Adını da farklı ve diğerinden muhteşem koymalısın; “Araklı Âlemlerin Sultanı Pontuslular Birleşkesi” filan gibi…
Bu haddini bilmezliğe Türkiye; Dışişlerinin verdiği sâde suya tirit bir cevapla yetinmiş; Yunanistan devlet ricalini “bir kez daha aklıselime ve yapıcı bir anlayışa davet” etmiş.
Meselâ haşırt diye “bir gece ansızın” Keçi, Bulamaç, Kalimnos, Sakarcılar, Çerte, Nergiscik, İstanbulya güneyindeki 12 ada, adacık ve kayalık ve Girit’in kuzeydoğusundaki 13 ada, adacık ve kayalıklara asker çıkarıp şanlı bayrağımızı dalgalandırmamış.
Yok, hemen telaşlanmayın, harbe girmiyoruz, bu saydıklarım zaten Yunan toprağı değildir.
Lozan Antlaşması’nın 12. maddesi gereğince Yunanistan’a verilen adaların dışında kalan ve yukarıda saydıklarımdan başka Zürafa, Koyun Adaları, Hurşit ve Girit civarında bulunan Bergitsi, Sıgri, Tokmakia, Kasonisi gibi ada ve adacıklar üzerinde de Türkiye’nin egemenliği hukuken devam etmektedir.
Aynı madde uyarınca Lozan Antlaşması’nın aksine bir hüküm bulunmadıkça 13 Şubat 1914 tarihinde Yunan işgali altında bulunmuş olsa dahi, Anadolu’nun 3 mili içinde bulunan bütün ada, adacık ve kayalıklar, Türkiye’nin egemenliği altındadır. Antlaşmada yer alan 3 millik mesafe, dönemin karasuyu mesafesi olduğuna göre, bugün de aksine bir hüküm bulunmadıkça 6 mil olan karasuyu dâhilinde bulunan ada, adacık ve kayalıklar Türkiye’nin egemenliğindedir. [i]
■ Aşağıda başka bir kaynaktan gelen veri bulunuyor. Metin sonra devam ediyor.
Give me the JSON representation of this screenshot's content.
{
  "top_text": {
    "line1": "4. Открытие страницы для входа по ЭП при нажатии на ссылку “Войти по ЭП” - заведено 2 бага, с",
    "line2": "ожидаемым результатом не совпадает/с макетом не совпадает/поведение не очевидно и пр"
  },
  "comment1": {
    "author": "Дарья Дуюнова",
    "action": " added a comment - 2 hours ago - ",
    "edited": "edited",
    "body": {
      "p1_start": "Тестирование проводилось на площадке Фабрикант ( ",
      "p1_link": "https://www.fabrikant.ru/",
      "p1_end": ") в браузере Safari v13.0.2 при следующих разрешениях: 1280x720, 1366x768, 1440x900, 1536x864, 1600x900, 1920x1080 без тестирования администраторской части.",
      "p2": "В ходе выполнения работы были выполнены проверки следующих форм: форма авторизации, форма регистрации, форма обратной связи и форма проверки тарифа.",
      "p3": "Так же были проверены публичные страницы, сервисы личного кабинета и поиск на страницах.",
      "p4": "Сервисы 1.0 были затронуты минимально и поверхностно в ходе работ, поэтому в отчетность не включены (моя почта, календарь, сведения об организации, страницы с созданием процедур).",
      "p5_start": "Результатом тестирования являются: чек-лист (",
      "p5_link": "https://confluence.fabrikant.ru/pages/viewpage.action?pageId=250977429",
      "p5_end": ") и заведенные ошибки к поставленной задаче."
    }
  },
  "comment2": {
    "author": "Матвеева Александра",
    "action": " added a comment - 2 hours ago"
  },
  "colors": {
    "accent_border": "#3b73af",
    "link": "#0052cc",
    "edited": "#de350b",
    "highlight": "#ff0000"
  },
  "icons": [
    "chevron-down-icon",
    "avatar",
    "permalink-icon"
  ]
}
Kardak örneğini hatırlıyor musunuz?
Bakın biz asker çıkaramıyoruz ama Yunanistan halâ ne yapıyor, biliyor musunuz?
“Muğla’nın Bodrum ilçesine sadece 3 mil uzaklıkta olan ve Lozan Anlaşması’na göre çivi çakılması ve yerleşimin yasak olduğu Keçi Adası’na 10 yıl önce askeri birlik yerleştiren Yunanistan bu kez adaya doktor ataması yaptı, hastane kurdu”.[ii]
Ya biz?
Çankaya Belediyesi eliyle eski Yunanistan Başbakanı Yorgo Papandreu’ya “1’nci Çankaya Uluslararası Barış ve Dostluk ödülü” veriyoruz.
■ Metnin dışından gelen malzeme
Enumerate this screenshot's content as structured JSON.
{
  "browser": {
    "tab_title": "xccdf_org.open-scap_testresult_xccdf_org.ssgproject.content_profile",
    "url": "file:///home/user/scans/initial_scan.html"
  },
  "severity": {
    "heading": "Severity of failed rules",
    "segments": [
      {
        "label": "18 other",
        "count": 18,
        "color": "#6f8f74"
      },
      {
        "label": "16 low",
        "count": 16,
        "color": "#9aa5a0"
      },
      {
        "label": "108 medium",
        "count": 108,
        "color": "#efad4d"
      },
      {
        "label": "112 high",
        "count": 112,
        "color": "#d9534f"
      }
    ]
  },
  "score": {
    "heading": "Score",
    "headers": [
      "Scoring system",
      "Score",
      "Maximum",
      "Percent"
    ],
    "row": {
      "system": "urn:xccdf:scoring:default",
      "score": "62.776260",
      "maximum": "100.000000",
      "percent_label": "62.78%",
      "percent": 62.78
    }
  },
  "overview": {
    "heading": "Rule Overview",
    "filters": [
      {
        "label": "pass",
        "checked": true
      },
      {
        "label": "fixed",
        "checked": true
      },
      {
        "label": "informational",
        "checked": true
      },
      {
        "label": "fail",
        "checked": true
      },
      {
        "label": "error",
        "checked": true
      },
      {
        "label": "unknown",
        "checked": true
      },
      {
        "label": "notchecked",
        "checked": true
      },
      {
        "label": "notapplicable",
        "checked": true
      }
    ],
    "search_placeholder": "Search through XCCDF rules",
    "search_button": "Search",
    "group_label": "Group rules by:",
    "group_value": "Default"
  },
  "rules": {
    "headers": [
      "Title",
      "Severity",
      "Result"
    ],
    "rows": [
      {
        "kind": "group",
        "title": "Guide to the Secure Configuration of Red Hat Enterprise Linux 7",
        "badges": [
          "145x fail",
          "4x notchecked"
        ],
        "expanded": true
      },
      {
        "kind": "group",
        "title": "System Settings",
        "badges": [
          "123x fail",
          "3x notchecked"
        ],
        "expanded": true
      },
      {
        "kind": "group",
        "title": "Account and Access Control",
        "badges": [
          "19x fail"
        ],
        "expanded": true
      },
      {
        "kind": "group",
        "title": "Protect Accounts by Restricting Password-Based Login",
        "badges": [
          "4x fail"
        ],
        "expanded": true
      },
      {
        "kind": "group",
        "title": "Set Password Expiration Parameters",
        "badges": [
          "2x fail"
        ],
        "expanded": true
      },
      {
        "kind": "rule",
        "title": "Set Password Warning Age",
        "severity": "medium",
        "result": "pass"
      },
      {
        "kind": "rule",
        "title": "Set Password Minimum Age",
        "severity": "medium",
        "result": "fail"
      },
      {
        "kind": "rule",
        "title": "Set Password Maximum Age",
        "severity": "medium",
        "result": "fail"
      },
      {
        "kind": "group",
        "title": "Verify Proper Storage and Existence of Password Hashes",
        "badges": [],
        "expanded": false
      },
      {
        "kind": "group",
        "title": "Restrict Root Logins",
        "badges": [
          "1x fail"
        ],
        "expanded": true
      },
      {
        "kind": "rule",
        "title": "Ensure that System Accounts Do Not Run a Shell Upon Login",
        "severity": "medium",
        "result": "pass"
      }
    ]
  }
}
“Kıbrıs’ta işgal bitmeden Türkiye AB’ne üye olamaz” diyen adamdır Papandreu; 1964’de dedesi, 1980’lerde babası Başbakan olarak Türkiye düşmanlığı yapmışlardır.
Pes be birader…
Bu kadar mı olur?
Atina’dan da Çankaya’ya “cevap” fazla gecikmiyor; Başbakan Miçotakis, “Türkiye daha da agresifleşirse AB her zaman yaptırımlarla vurabilir” diyor.
“İlgili“ bir ters köşe de Ukrayna’dan.
Ukrayna Milletvekili Rüstem Umerov başkanlığındaki Ukrayna milletvekillerinin yer aldığı bir heyet, Ukrayna-Türkiye Parlamentolar Arası Dostluk Grubu Toplantısı için geldikleri Türkiye’de “İstanbul’a da uğrayıp” Fener Rum Patriği Bartholomeos ile görüşüyor.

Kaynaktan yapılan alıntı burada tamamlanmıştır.